Leadership: the virtues of authority, by Julia de Funès

why the most deserving are no longer recognized at their

Like a pendulum swinging from one extreme to the other, in just a few decades we have gone from authoritarian, vertical, paternalistic and unsavory management to management devoid of any form of authority, which is just as unenviable. Right thinking never stops invading the professional sphere and extolling with solar sympathy mixed with satisfied stupidity the empire of personal development, benevolence, transversality, empathy, of the soft skills, of collective intelligence. Man is no longer “a wolf to man”, there must no longer be any discomfort in the microcivilization that is the company, well-being and its horde of fulfilled servants have ousted Hegel and Freud. We must swim in radiant harmony.

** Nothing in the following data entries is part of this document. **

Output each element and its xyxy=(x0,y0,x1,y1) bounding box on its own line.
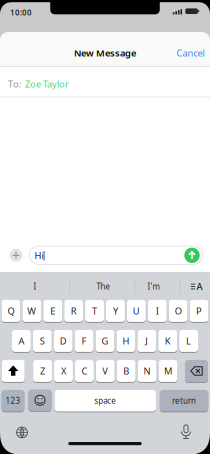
staticText: 123 xyxy=(6,395,20,406)
staticText: K xyxy=(165,335,171,347)
staticText: J xyxy=(145,335,148,347)
button[interactable]: U xyxy=(127,300,146,323)
button[interactable]: I xyxy=(148,300,167,323)
button[interactable] xyxy=(15,426,29,440)
button[interactable]: T xyxy=(85,300,104,323)
staticText: I xyxy=(34,281,36,292)
button[interactable]: Y xyxy=(106,300,125,323)
button[interactable]: Cancel xyxy=(0,47,210,59)
staticText: S xyxy=(40,335,45,347)
button[interactable]: W xyxy=(22,300,41,323)
button[interactable] xyxy=(2,360,25,383)
button[interactable]: G xyxy=(96,330,114,353)
staticText: Y xyxy=(113,305,118,317)
staticText: P xyxy=(196,305,202,317)
staticText: R xyxy=(71,305,77,317)
staticText: C xyxy=(81,365,87,377)
button[interactable] xyxy=(29,390,52,412)
button[interactable]: C xyxy=(75,360,94,383)
button[interactable]: J xyxy=(137,330,156,353)
button[interactable] xyxy=(184,248,200,263)
staticText: space xyxy=(94,395,116,406)
staticText: return xyxy=(172,395,196,406)
staticText: F xyxy=(82,335,87,347)
button[interactable] xyxy=(10,249,22,262)
button[interactable]: H xyxy=(116,330,135,353)
button[interactable]: I'm xyxy=(134,274,172,298)
button[interactable]: V xyxy=(96,360,115,383)
staticText: New Message xyxy=(74,47,136,59)
button[interactable]: B xyxy=(117,360,136,383)
button[interactable]: return xyxy=(160,390,208,412)
staticText: L xyxy=(186,335,191,347)
staticText: Zoe Taylor xyxy=(25,78,69,90)
button[interactable] xyxy=(179,424,193,439)
button[interactable]: Z xyxy=(33,360,52,383)
staticText: T xyxy=(92,305,97,317)
button[interactable]: 123 xyxy=(2,390,24,412)
staticText: U xyxy=(133,305,140,317)
button[interactable]: L xyxy=(179,330,198,353)
button[interactable]: I xyxy=(5,274,65,298)
button[interactable]: X xyxy=(54,360,73,383)
staticText: The xyxy=(96,281,110,292)
button[interactable]: Q xyxy=(2,300,20,323)
button[interactable]: To: xyxy=(0,78,210,90)
staticText: A xyxy=(196,280,202,293)
staticText: M xyxy=(164,365,172,377)
button[interactable]: A xyxy=(12,330,31,353)
staticText: Cancel xyxy=(176,47,204,59)
staticText: D xyxy=(60,335,67,347)
staticText: H xyxy=(122,335,129,347)
button[interactable]: D xyxy=(54,330,73,353)
staticText: Hi xyxy=(34,249,44,262)
button[interactable]: space xyxy=(54,390,156,412)
staticText: W xyxy=(27,305,36,317)
staticText: E xyxy=(50,305,55,317)
button[interactable]: P xyxy=(190,300,208,323)
button[interactable]: A xyxy=(183,274,209,298)
button[interactable]: R xyxy=(64,300,83,323)
staticText: Q xyxy=(7,305,14,317)
button[interactable]: O xyxy=(169,300,188,323)
staticText: O xyxy=(175,305,182,317)
button[interactable]: N xyxy=(138,360,157,383)
button[interactable]: The xyxy=(76,274,132,298)
button[interactable]: M xyxy=(159,360,178,383)
staticText: 10:00 xyxy=(10,7,32,18)
staticText: Z xyxy=(40,365,45,377)
button[interactable] xyxy=(185,360,208,383)
staticText: To: xyxy=(8,78,22,90)
staticText: G xyxy=(102,335,108,347)
staticText: N xyxy=(144,365,151,377)
staticText: A xyxy=(18,335,24,347)
button[interactable]: S xyxy=(33,330,52,353)
staticText: I'm xyxy=(148,281,160,292)
button[interactable]: E xyxy=(43,300,62,323)
button[interactable]: F xyxy=(75,330,94,353)
staticText: X xyxy=(61,365,66,377)
button[interactable]: K xyxy=(158,330,177,353)
staticText: B xyxy=(123,365,129,377)
staticText: V xyxy=(102,365,108,377)
staticText: I xyxy=(156,305,159,317)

However, far from this radiant synergy, employees prefer to telework, work stoppages continue to accumulate, unhappiness has never been so good, burn-outs so abundant, coaches and psychologists are in great demand. So how can we avoid this egalitarian nonsense without returning to the authoritarianism of yesteryear? How can we avoid the current demagoguery of the all-horizontal, while avoiding the past rigidity of the all-vertical? By reaffirming authority, which is halfway between the two pitfalls. This reassessment is not without some confusion to sort out.

The first is political. Authority does not marry easily with democracy. Because recognizing and accepting superiority (what authority consists of) quickly comes into contradiction with the current (but false) interpretation of the democratic value of equality according to which everything is equal. How can we admit superiority in a society which tends to confuse equality and equivalence? But equality of law is not the equivalence of facts. We are all equal in law, but we are not equivalent. Some work better than others, some have more merit than others. Not admitting it is refusing to recognize people at their true value.

All equal in law, but not equivalent

This first confusion leads to a second. In the egalitarian era, any inequality is immediately assimilated to injustice. But there are unjust equalities and inequalities that turn out to be just. It’s called fairness. If I pay more taxes than my neighbor, it is an inequality that is justified. If I receive less social assistance than an unemployed person, that is fair inequality.

In this egalitarian frenzy, subordination is hastily assimilated to submission. The two terms are united by the common idea of ​​obedience, hence their easy conflation. But a distinction is necessary between subordination (obeying by recognizing the legitimacy of the order giver and having the possibility of freeing oneself from it) and submission (which is forced obedience without the possibility of disobeying).

These three confusions lead to authority being made a form of authoritarianism, when there is nothing more opposite. When we become authoritarian, we lose authority. It is then necessary to use force, voice or other coercive means to be respected. In this sense, authoritarianism is an admission of weakness. Authority, a mark of power.

Supporting the idea and encouraging in practice authority can only be done by denouncing this constellation of confusions and understanding that it enhances the individual, as its Latin etymology indicates (auger, “increase”). Faced with the authority granted, one should not feel belittled or submissive, but on the contrary increased and improved, since one tries to rise to the height of the requirements of the recognized authority by giving the best of oneself. The difference between the teacher and the student, between the employee and the manager would no longer be felt as an unfair inequality, but would become conceivable within the very heart of the democratic world. Because what could be more democratic than making each individual increasingly elevated and autonomous? Contrary to what managerial fashions and the egalitarian right-thinking of our time assert, authority does not subjugate, but elevates a subject.